Officials of both companies declined to comment on the report.
Schering-Plough is the eighth largest U.S. drugmaker, and
Warner-Lambert is number nine.

"As a matter of policy, we do not comment on speculation about
market matters," said Warner-Lambert spokesperson Carol
Goodrich. Schering-Plough spokesman William O'Donnell also
declined to comment, citing company policy.

Hambrecht & Quist drug analyst Alex Zisson said both companies
were riding high financially, making it unlikely either would need to
seek out a merger partner.

Warner-Lambert's diluted earnings per share jumped 40 percent last
year thanks to sizzling sales of its flagship drug, the popular
cholesterol-lowering Lipitor, with 1998 sales of $2.2 billion.

Schering-Plough's 1998 per-share earnings jumped 22 percent
thanks mainly to the popular antihistamine Claritin, which had 1998
sales of $2.3 billion.

Zisson said he doubted Warner-Lambert's new chief executive officer
Lodewijk de Vink would make such a bold merger move only weeks
after taking over from retiring CEO Melvin Goodes.

"Normally, the first act of a new CEO is not to go out and sell the
company, but usually to set out a plan to build his own company,"
Zisson said.

"And Schering-Plough has always said it had no reason to merge as
long as it was growing faster than its industry peers," Zisson added.

Warner-Lambert, which earlier this week completed its $2.1 billion
acquisition of California biotech company Agouron Pharmaceuticals
Inc, is predicting per-share earnings growth of 30 percent in 1999 and
20 percent in 2000.

De Vink told Reuters on April 27, days before taking the helm, that the
company had the financial wherewithal to buy other companies and
products. But he declined to say if he had any immediate acquisition
plans.

Brown Brothers Harriman drug analyst Mike Krensavage said he
believed the world's large drug makers will continue a recent trend of
merging to achieve cost savings, economies of scale and to combine
their research and development budgets.

"But Warner-Lambert and Schering-Plough are not now on the top of
my list of likely merger players," Krensavage said, adding both were
unlikely to risk the corporate culture clashes that often accompany
mergers.

"I imagine that a lot of drug companies are talking to each other on a
routine basis in order to weigh (merger) possibilities," Krensavage
said.

It would not be surprising if Warner-Lambert and Schering-Plough
had been in discussions, Krensavage said, but he doubted they were
in advanced talks.

Warner-Lambert closed up $1.25 to $68.12 on Thursday, while
Schering-Plough rose 69 cents to $48.19.

Heavy purchases of May and June call options on Warner-Lambert
were seen Thursday at the Chicago Board Options Exchange.

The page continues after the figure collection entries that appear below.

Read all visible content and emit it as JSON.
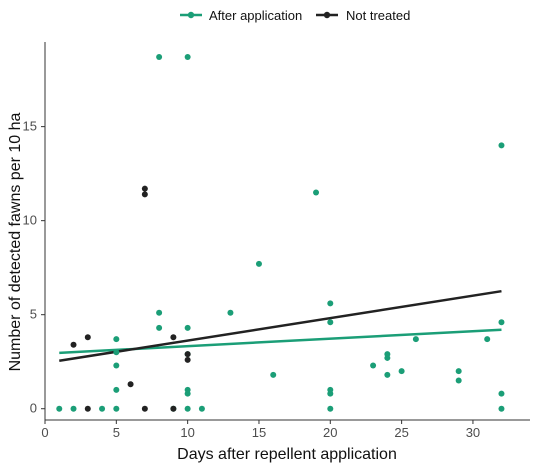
{
  "chart_data": {
    "type": "scatter",
    "xlabel": "Days after repellent application",
    "ylabel": "Number of detected fawns per 10 ha",
    "xlim": [
      0,
      34
    ],
    "ylim": [
      -0.6,
      19.5
    ],
    "x_ticks": [
      0,
      5,
      10,
      15,
      20,
      25,
      30
    ],
    "y_ticks": [
      0,
      5,
      10,
      15
    ],
    "grid": false,
    "legend_position": "top",
    "series": [
      {
        "name": "After application",
        "color": "#1b9e77",
        "points": [
          [
            1,
            0
          ],
          [
            2,
            0
          ],
          [
            4,
            0
          ],
          [
            5,
            0
          ],
          [
            5,
            1.0
          ],
          [
            5,
            2.3
          ],
          [
            5,
            3.0
          ],
          [
            5,
            3.7
          ],
          [
            8,
            4.3
          ],
          [
            8,
            5.1
          ],
          [
            8,
            18.7
          ],
          [
            9,
            0
          ],
          [
            10,
            0
          ],
          [
            10,
            0.8
          ],
          [
            10,
            1.0
          ],
          [
            10,
            2.9
          ],
          [
            10,
            4.3
          ],
          [
            10,
            18.7
          ],
          [
            11,
            0
          ],
          [
            13,
            5.1
          ],
          [
            15,
            7.7
          ],
          [
            16,
            1.8
          ],
          [
            19,
            11.5
          ],
          [
            20,
            0
          ],
          [
            20,
            0.8
          ],
          [
            20,
            1.0
          ],
          [
            20,
            4.6
          ],
          [
            20,
            5.6
          ],
          [
            23,
            2.3
          ],
          [
            24,
            1.8
          ],
          [
            24,
            2.7
          ],
          [
            24,
            2.9
          ],
          [
            25,
            2.0
          ],
          [
            26,
            3.7
          ],
          [
            29,
            1.5
          ],
          [
            29,
            2.0
          ],
          [
            31,
            3.7
          ],
          [
            32,
            0
          ],
          [
            32,
            0.8
          ],
          [
            32,
            4.6
          ],
          [
            32,
            14.0
          ]
        ],
        "trend": [
          [
            1,
            2.97
          ],
          [
            32,
            4.2
          ]
        ]
      },
      {
        "name": "Not treated",
        "color": "#222222",
        "points": [
          [
            2,
            3.4
          ],
          [
            3,
            0
          ],
          [
            3,
            3.8
          ],
          [
            6,
            1.3
          ],
          [
            7,
            0
          ],
          [
            7,
            11.4
          ],
          [
            7,
            11.7
          ],
          [
            9,
            0
          ],
          [
            9,
            3.8
          ],
          [
            10,
            2.6
          ],
          [
            10,
            2.9
          ]
        ],
        "trend": [
          [
            1,
            2.55
          ],
          [
            32,
            6.25
          ]
        ]
      }
    ]
  }
}
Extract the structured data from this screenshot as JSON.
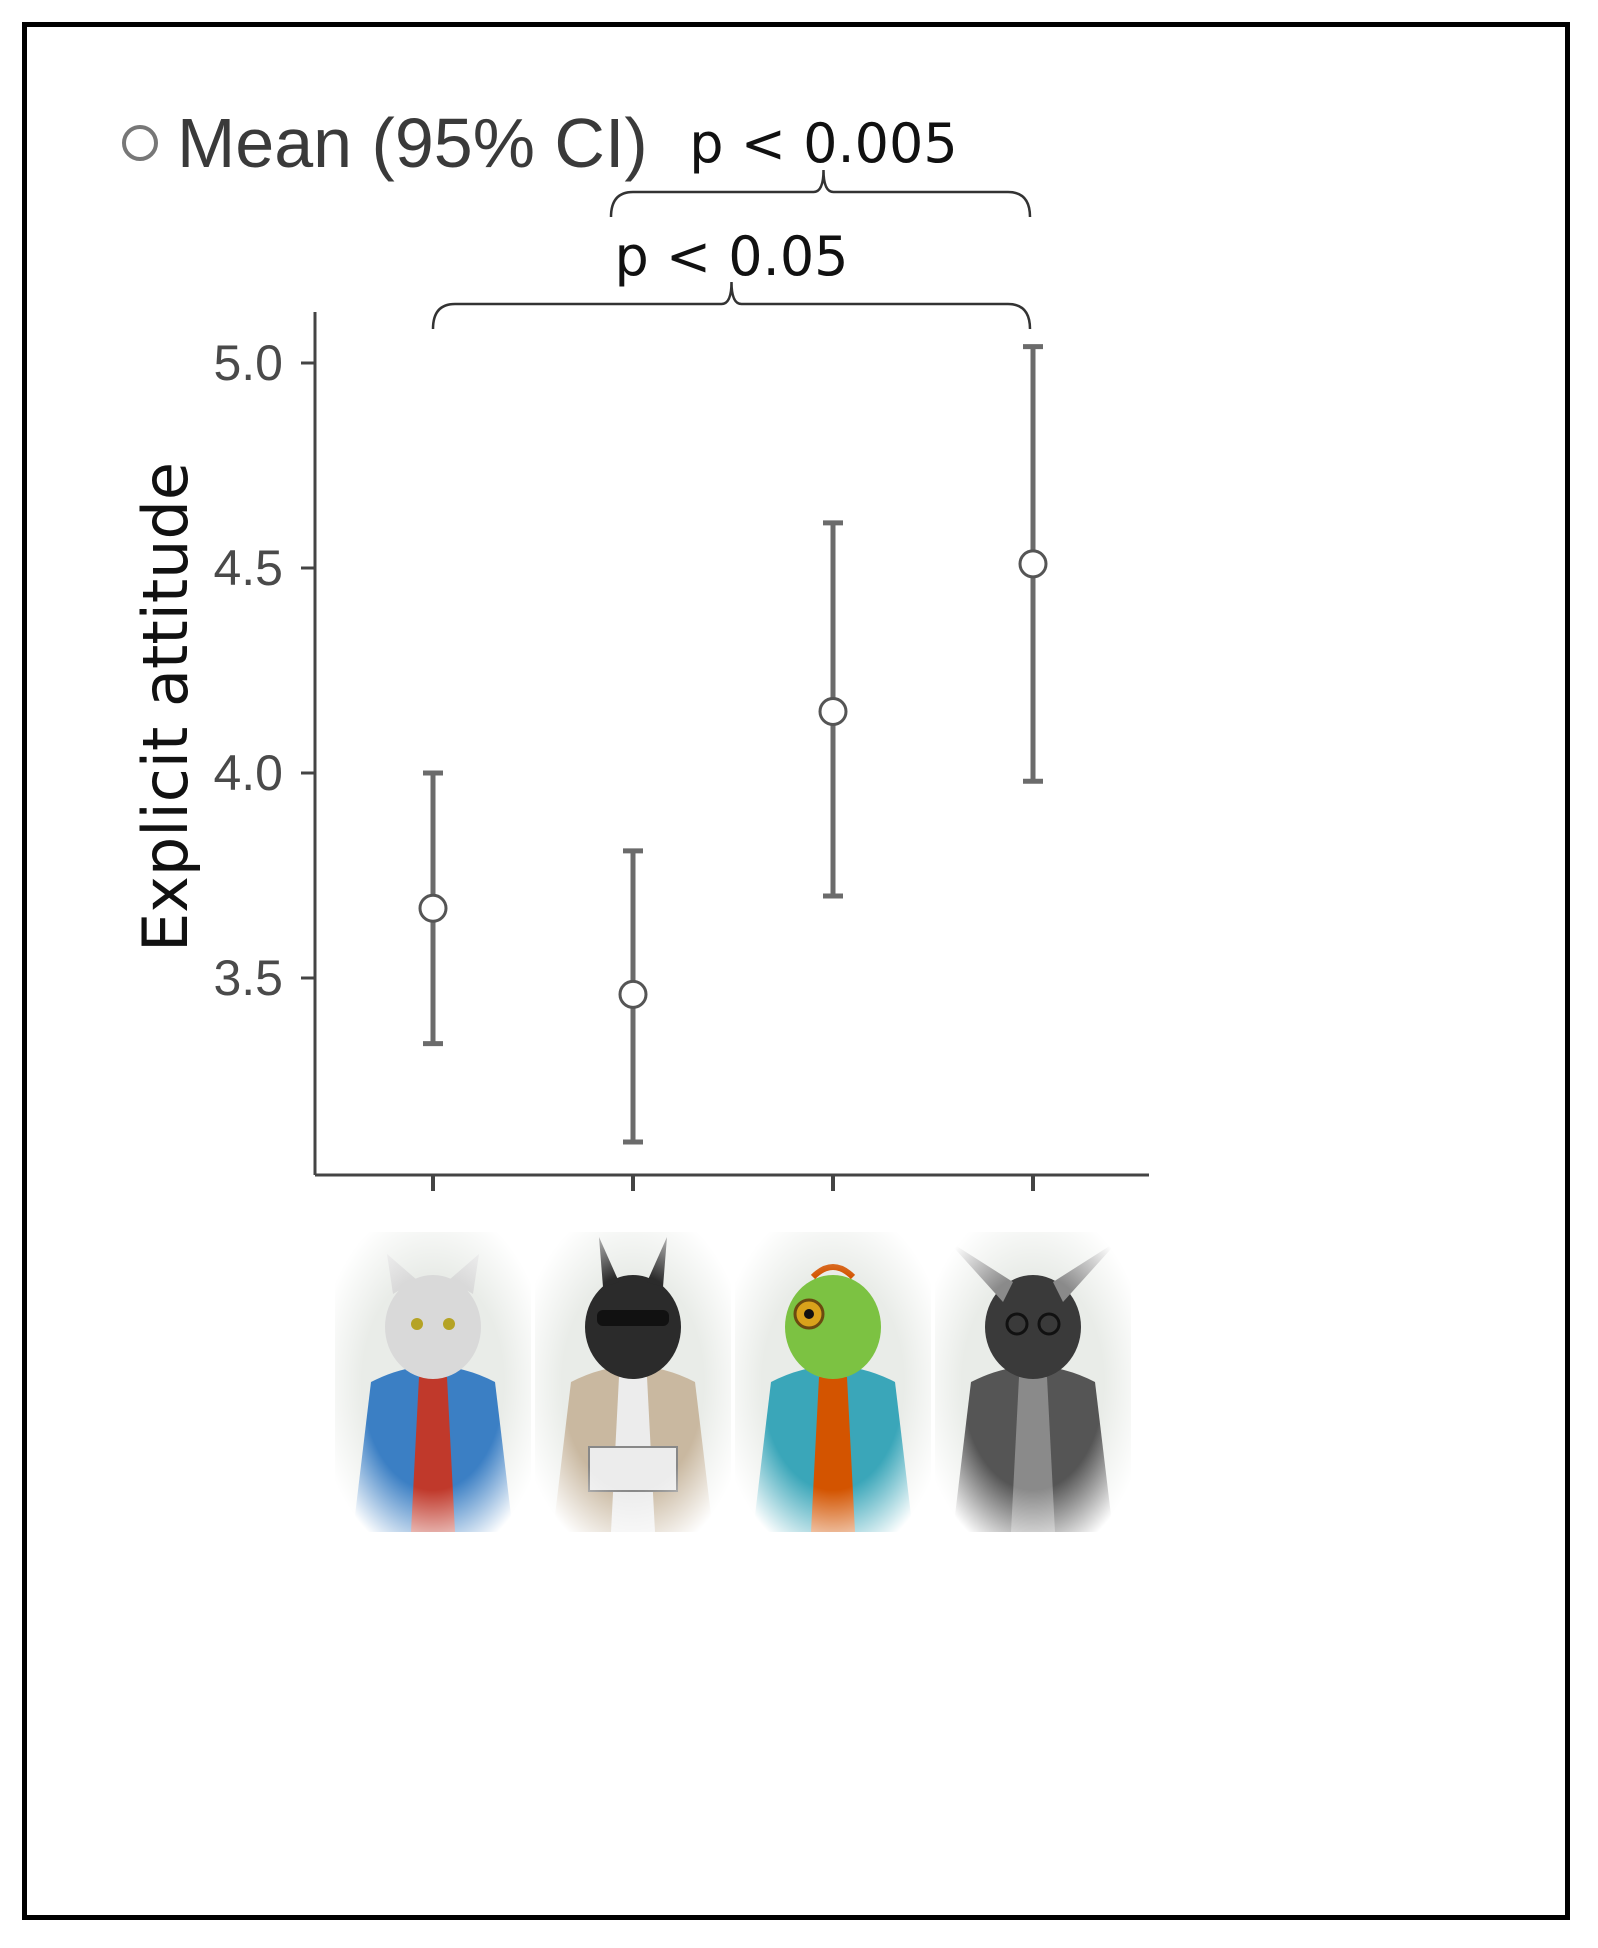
{
  "chart_data": {
    "type": "scatter",
    "title": "",
    "xlabel": "",
    "ylabel": "Explicit attitude",
    "ylim": [
      3.0,
      5.1
    ],
    "yticks": [
      "3.5",
      "4.0",
      "4.5",
      "5.0"
    ],
    "grid": false,
    "legend": {
      "label": "Mean (95% CI)",
      "placement": "top-left"
    },
    "categories": [
      "cat",
      "llama",
      "lizard",
      "bat"
    ],
    "series": [
      {
        "name": "Mean (95% CI)",
        "means": [
          3.67,
          3.46,
          4.15,
          4.51
        ],
        "ci_low": [
          3.34,
          3.1,
          3.7,
          3.98
        ],
        "ci_high": [
          4.0,
          3.81,
          4.61,
          5.04
        ]
      }
    ],
    "annotations": [
      {
        "label": "p < 0.005",
        "from": 1,
        "to": 3
      },
      {
        "label": "p < 0.05",
        "from": 0,
        "to": 3
      }
    ],
    "x_axis_images": [
      {
        "icon": "cat-character-icon",
        "colors": [
          "#3b7fc4",
          "#d9d9d9",
          "#c0392b"
        ]
      },
      {
        "icon": "llama-character-icon",
        "colors": [
          "#c9b8a0",
          "#2b2b2b",
          "#ececec"
        ]
      },
      {
        "icon": "lizard-character-icon",
        "colors": [
          "#3aa6b9",
          "#7cc242",
          "#d35400"
        ]
      },
      {
        "icon": "bat-character-icon",
        "colors": [
          "#555555",
          "#3a3a3a",
          "#8a8a8a"
        ]
      }
    ],
    "colors": {
      "errorbar": "#6b6b6b",
      "axis": "#444444",
      "marker_fill": "#ffffff"
    }
  }
}
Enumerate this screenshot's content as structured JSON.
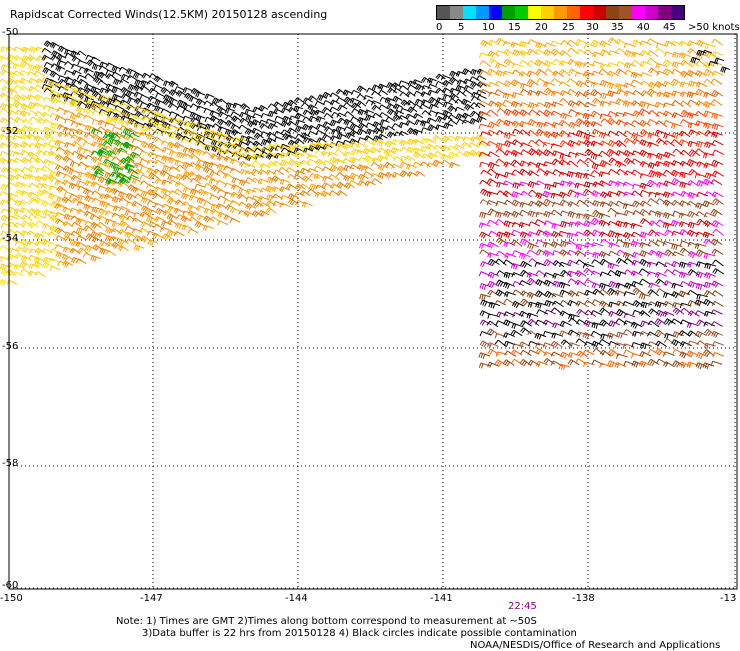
{
  "title": "Rapidscat Corrected Winds(12.5KM) 20150128 ascending",
  "legend": {
    "labels": [
      "0",
      "5",
      "10",
      "15",
      "20",
      "25",
      "30",
      "35",
      "40",
      "45",
      ">50 knots"
    ],
    "colors": [
      "#555555",
      "#888888",
      "#00e0ff",
      "#0099ff",
      "#0000ff",
      "#00a000",
      "#00cc00",
      "#ffff00",
      "#ffd000",
      "#ff9900",
      "#ff6600",
      "#ff0000",
      "#cc0000",
      "#8b4513",
      "#a0522d",
      "#ff00ff",
      "#cc00cc",
      "#800080",
      "#4b0082"
    ]
  },
  "map": {
    "lat_labels": [
      "-50",
      "-52",
      "-54",
      "-56",
      "-58",
      "-60"
    ],
    "lon_labels": [
      "-150",
      "-147",
      "-144",
      "-141",
      "-138",
      "-13"
    ],
    "time_label": "22:45"
  },
  "notes": {
    "line1": "Note: 1) Times are GMT 2)Times along bottom correspond to measurement at ~50S",
    "line2": "3)Data buffer is 22 hrs from 20150128 4) Black circles indicate possible contamination",
    "line3": "NOAA/NESDIS/Office of Research and Applications"
  }
}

Purchases of the options, giving investors the right to buy shares in
May at $70 per share and in June at $75, indicate investors believe
Warner-Lambert's share price will rise above those levels.

Investors often buy call options of companies expected to be taken
over by a larger company. Warner Lambert's market capitalization is
$57 billion, compared to Schering-Plough's $70 billion.